The stereotypes used to describe Meyer Wolfshiem become more concerning when analyzed alongside his character’s actual role in the novel. Wolfsheim is a gambler who, according to Jay Gatsby, “fixed the World Series back in 1919.” Though gambling and bootlegging were a highlight of the culture of the roaring twenties, Wolfshiem’s role within the World Series scheme evokes these popular motifs of Jewish conspiracy and power. It is widely believed that the 1919 World Series was in fact “fixed,” but Fitzgerald’s attribution of this to a Jewish character, already marked by clear stereotypes, makes Wolfshiem seem like a caricature himself. 


As Arthur Krystal discusses in his 2015 New Yorker article “Fitzgerald and the Jews,” its questionable as to whether Fitzgerald’s clear use of stereotypes comes from a place of true maliciousness, or rather just a shockingly provincial and narrow-minded attitude towards others. As Krystal points out, Fitzgerald’s personal feelings of bigotry extended beyond African Americans and Jews to less marginalized groups like the Irish.

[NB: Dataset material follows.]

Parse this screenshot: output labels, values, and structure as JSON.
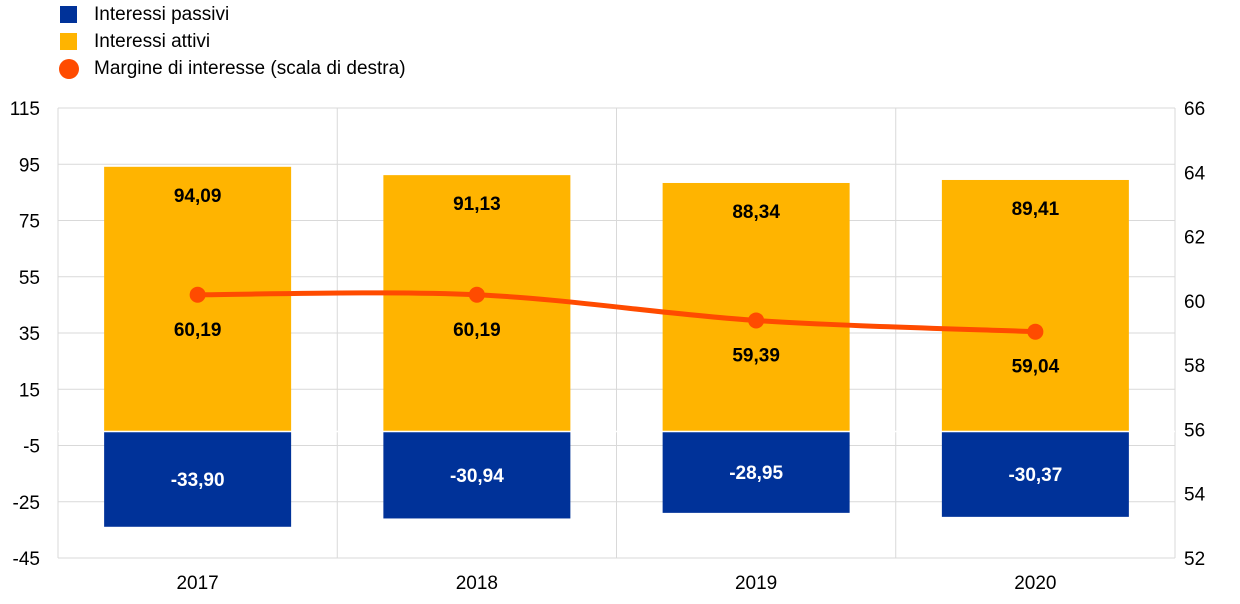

Nevertheless, whether Wolfshiem’s character was created with genuine antisemitic intent or simply emboldened the perception of Jews already present in the media, Fitzgerald’s incorporation of these stereotypes signifies his own lack of effort to consider Jews beyond the surface level. In capturing the fervent reality of the time, Fitzgerald also amplifies harmful ideologies, creating his own caricatures and metaphors for Jewish greed and dishonesty. 


So: Should The Great Gatsby be revoked of its title as the great American novel? Of course not. Perfection does not constitute greatness, as seen in the problematic plotlines and motifs of many beloved American classics. But part of our interaction with this novel, as we continue to keep it on its pedestal, must be to identify, call out, and question what makes it great, and what makes it not-so-great. Exposing students to antisemitic, racist, or generally prejudiced ideologies reaps no benefit if we fail to examine and investigate these ideologies’ histories and faults; it only furthers the chance that history will repeat itself, and that hatred will continue to fester. When reading The Great Gatsby, one should not skip over antisemitic stereotypes or racist thought because it feels uncomfortable, but rather use it as an opportunity to learn about the prejudice of the era. Intolerance of bigotry begins with recognizing this bigotry in the first place, even if disguised as a mysterious gambler in our most cherished novel.